Now available at the Kindle Store

Is there an engineer in your life? A techie who sometimes speaks a language you don't understand? I'm not talking about jargon, like bytes and routers and malware. I'm talking about how they don't seem to understand the plain English the rest of us use, how they give us strange looks in the middle of a conversation, how they ask questions like "Why are you driving in this lane?"

As the number of academic and professional degrees awarded in all fields of engineering continues to grow, it's hard to escape the techies that surround us, both at home and at the office.

We wouldn't want to live without them, those special, lovable, smart, helpful people. We laugh at engineer jokes:
The optimist says the glass is half full; the pessimist says it's half empty. What does the engineer say?
Answer: why is there twice as much glass as there needs to be?

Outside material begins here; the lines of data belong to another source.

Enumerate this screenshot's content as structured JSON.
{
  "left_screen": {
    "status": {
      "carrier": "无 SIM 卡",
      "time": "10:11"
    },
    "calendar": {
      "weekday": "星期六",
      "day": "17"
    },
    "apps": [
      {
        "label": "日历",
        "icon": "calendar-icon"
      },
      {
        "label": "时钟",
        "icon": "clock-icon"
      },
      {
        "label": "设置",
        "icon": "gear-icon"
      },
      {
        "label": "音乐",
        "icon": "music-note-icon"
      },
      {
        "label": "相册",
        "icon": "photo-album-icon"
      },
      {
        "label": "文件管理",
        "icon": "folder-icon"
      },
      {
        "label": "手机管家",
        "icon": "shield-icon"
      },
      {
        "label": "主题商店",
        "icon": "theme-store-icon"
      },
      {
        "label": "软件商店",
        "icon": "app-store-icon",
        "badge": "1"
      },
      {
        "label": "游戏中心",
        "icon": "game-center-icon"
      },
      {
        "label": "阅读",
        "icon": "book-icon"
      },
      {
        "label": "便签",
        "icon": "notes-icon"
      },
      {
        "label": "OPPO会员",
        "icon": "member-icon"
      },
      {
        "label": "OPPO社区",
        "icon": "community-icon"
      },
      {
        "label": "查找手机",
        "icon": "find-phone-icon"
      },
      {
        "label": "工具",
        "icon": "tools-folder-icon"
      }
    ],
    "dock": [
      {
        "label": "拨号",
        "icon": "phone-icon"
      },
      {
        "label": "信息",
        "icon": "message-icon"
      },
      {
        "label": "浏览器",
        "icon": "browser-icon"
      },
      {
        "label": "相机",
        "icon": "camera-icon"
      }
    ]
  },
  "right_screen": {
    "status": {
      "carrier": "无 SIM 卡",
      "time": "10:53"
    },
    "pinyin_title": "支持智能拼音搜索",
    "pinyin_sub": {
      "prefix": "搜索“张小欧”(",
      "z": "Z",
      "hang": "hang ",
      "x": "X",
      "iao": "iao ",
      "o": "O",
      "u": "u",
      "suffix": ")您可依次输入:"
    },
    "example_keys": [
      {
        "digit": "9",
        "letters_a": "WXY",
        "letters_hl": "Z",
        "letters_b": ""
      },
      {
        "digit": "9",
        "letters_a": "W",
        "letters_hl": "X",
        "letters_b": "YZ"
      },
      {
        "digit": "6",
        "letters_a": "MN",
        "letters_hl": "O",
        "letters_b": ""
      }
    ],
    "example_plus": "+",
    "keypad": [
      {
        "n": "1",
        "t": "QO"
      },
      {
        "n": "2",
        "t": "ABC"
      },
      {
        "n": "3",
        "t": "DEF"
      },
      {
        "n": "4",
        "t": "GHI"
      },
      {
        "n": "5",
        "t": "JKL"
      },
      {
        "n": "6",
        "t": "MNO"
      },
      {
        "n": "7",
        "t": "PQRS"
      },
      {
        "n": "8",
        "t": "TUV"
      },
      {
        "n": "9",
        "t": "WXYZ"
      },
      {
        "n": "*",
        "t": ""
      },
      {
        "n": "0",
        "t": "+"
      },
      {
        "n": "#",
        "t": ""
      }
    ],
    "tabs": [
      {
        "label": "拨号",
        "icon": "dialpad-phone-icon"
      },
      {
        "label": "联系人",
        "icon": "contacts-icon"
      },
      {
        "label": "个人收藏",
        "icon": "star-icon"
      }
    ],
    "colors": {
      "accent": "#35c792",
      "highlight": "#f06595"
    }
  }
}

Funny, but not when it's your engineer and he or she appears to be hassling you over the size of glass you chose or the route you're taking to the mall. When it comes to social and personal interactions, the engineer's skills and training often work against him. "How to Live with an Engineer" is a blueprint for understanding the slightly peculiar traits of the species. The goal is to use the peculiarities to our advantage, to improve communication and common decision-making at all levels, from which paper plates are best, to how to save the planet.

The key is to understand how engineers were trained and how their training affects their everyday interactions.

Three characteristics stand out in communications with engineers: they're troubleshooters, they love numbers, and they love to argue. Understand these traits and never again be frustrated in an argument with a techie.

This book is the result of decades of studying and teaching technical subjects, working with scientific and technical professionals, topped off with more than three decades of marriage to one special techie. "How to Live with an Engineer" provides insight and strategies for dealing with the techies we care about.

The payoff is improved communications and a happier, more productive environment at home or with the IT department at work.